What is happening right now in Arizona is a classic study of what happens when people are afraid. The Arizona law passed this last week clearly targets race – it is a law that puts anyone who is or looks Hispanic on the radar of every law enforcement agency and vigilante in the State. People who deny that it will lead to racial profiling are either being disingenuous or incredibly naive. Over the years of practicing law I can tell you race is the first variable every police officer notices when determining probable cause – whether it is a driving violation, shoplifting, or as simple as standing on a street corner. If an officer is looking for an “illegal alien” and sees two people, one with blonde hair and blue eyes and another who is Hispanic, who are both dressed identically and act identically – which one is going to get questioned? We all know. It is the same reason why so many African-American men who are not guilty of any crime are identified as a perpetrator, arrested (and more often than any other race), wrongfully convicted. This law is all about fear and race. It’s no coincidence that the Arizona Legislature almost passed another law the same week requiring President Obama to produce his birth certificate (again) to be on the next election ballot.

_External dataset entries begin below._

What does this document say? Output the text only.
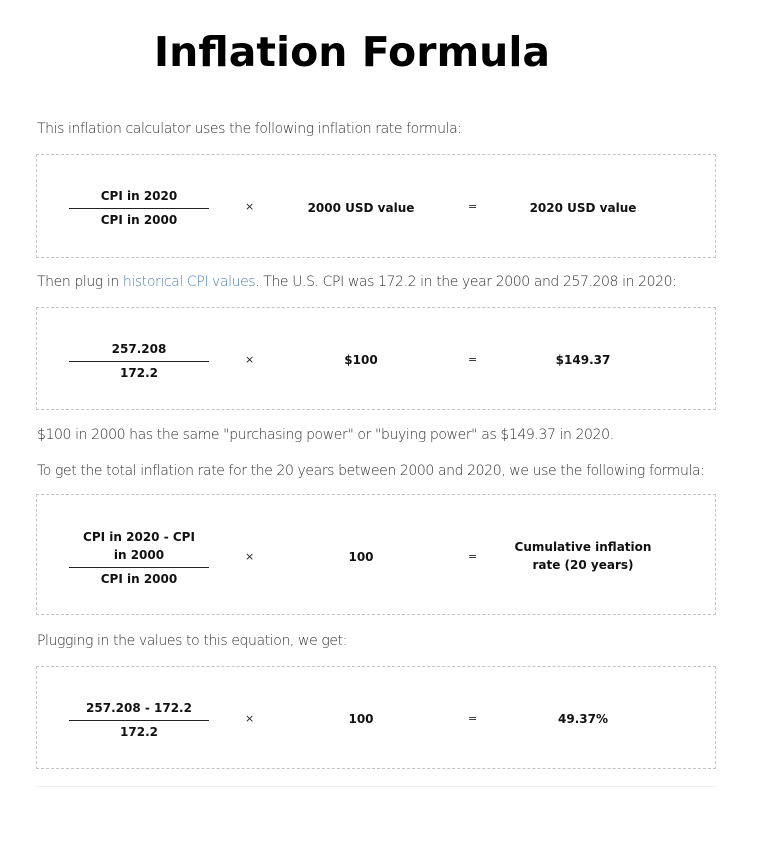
Inflation Formula

This inflation calculator uses the following inflation rate formula:

CPI in 2020
CPI in 2000
×	2000 USD value	=	2020 USD value

Then plug in historical CPI values. The U.S. CPI was 172.2 in the year 2000 and 257.208 in 2020:

$\frac{257.208}{172.2}$	×	$100	=	$149.37

$100 in 2000 has the same "purchasing power" or "buying power" as $149.37 in 2020.

To get the total inflation rate for the 20 years between 2000 and 2020, we use the following formula:

CPI in 2020 - CPI in 2000
CPI in 2000
×	100	=
Cumulative inflation rate (20 years)

Plugging in the values to this equation, we get:

$\frac{257.208 - 172.2}{172.2}$	×	100	=	49.37%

Why would Arizona react so extremely to the issue of immigration when adjacent states such as New Mexico, does not? The answer is obvious to me, having grown up in one of the most segregated cities in the North. When neighborhoods began to integrate there was always more violence than in neighborhoods that had already integrated. That was because people fear change. Arizona is rapidly becoming a State with a majority minority population, i.e. most people living there will soon be minority status. Arizonans are simply saying the same things I would hear being said to African-Americans by the racists in my neighborhood: “we don’t like your kind here.”

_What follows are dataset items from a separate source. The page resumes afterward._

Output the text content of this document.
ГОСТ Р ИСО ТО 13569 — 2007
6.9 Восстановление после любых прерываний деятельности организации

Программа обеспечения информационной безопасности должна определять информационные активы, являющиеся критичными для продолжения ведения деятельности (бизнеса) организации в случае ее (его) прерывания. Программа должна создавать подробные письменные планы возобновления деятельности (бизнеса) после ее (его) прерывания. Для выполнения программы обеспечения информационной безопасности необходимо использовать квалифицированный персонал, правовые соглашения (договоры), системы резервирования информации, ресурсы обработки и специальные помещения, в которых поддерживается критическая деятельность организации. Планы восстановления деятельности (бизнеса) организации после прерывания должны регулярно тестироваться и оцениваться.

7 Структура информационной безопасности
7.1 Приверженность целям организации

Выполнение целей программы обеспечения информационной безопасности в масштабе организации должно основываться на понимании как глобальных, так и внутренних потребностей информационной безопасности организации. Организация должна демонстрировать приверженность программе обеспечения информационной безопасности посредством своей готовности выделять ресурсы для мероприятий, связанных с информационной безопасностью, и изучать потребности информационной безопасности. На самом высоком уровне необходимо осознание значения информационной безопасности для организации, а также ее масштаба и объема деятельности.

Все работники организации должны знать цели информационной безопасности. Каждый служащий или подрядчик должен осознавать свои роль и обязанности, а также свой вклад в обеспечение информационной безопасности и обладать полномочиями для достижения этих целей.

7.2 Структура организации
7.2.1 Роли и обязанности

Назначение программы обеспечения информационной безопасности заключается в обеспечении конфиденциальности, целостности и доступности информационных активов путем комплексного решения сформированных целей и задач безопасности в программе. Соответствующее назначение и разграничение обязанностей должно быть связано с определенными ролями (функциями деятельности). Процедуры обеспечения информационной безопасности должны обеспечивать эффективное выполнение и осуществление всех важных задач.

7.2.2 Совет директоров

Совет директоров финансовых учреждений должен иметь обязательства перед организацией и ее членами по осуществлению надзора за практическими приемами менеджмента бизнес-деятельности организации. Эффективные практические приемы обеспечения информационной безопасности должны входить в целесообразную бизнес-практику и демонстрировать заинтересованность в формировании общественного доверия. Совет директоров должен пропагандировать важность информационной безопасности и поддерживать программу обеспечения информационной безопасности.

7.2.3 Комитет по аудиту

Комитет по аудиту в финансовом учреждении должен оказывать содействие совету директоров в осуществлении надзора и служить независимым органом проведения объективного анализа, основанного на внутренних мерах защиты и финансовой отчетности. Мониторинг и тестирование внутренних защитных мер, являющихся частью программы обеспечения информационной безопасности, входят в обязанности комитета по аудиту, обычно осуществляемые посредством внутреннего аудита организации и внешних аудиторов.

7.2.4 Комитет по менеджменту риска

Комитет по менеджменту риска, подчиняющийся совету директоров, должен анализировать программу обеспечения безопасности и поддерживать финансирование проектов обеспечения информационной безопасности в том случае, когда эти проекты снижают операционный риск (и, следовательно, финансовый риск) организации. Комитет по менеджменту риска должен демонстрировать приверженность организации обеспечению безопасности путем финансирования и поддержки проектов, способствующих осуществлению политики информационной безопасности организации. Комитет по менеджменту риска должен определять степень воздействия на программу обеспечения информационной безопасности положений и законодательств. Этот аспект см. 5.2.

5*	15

Is it really so hard to understand why the Tea Baggers are overwhelmingly white and older? I feel sorry for them because they are frightened people, but they really have nothing to fear. Once you live with and become friends with people of a different race or culture, they become human beings and not an abstract fear.
Well Said Mr. Fieger
If it is true that black people are wrongly convicted more than any other race, I would like to know how often it is because of the judge and jury’s SUBCONSCIOUS prejudices vs. CONSCIOUS prejudices.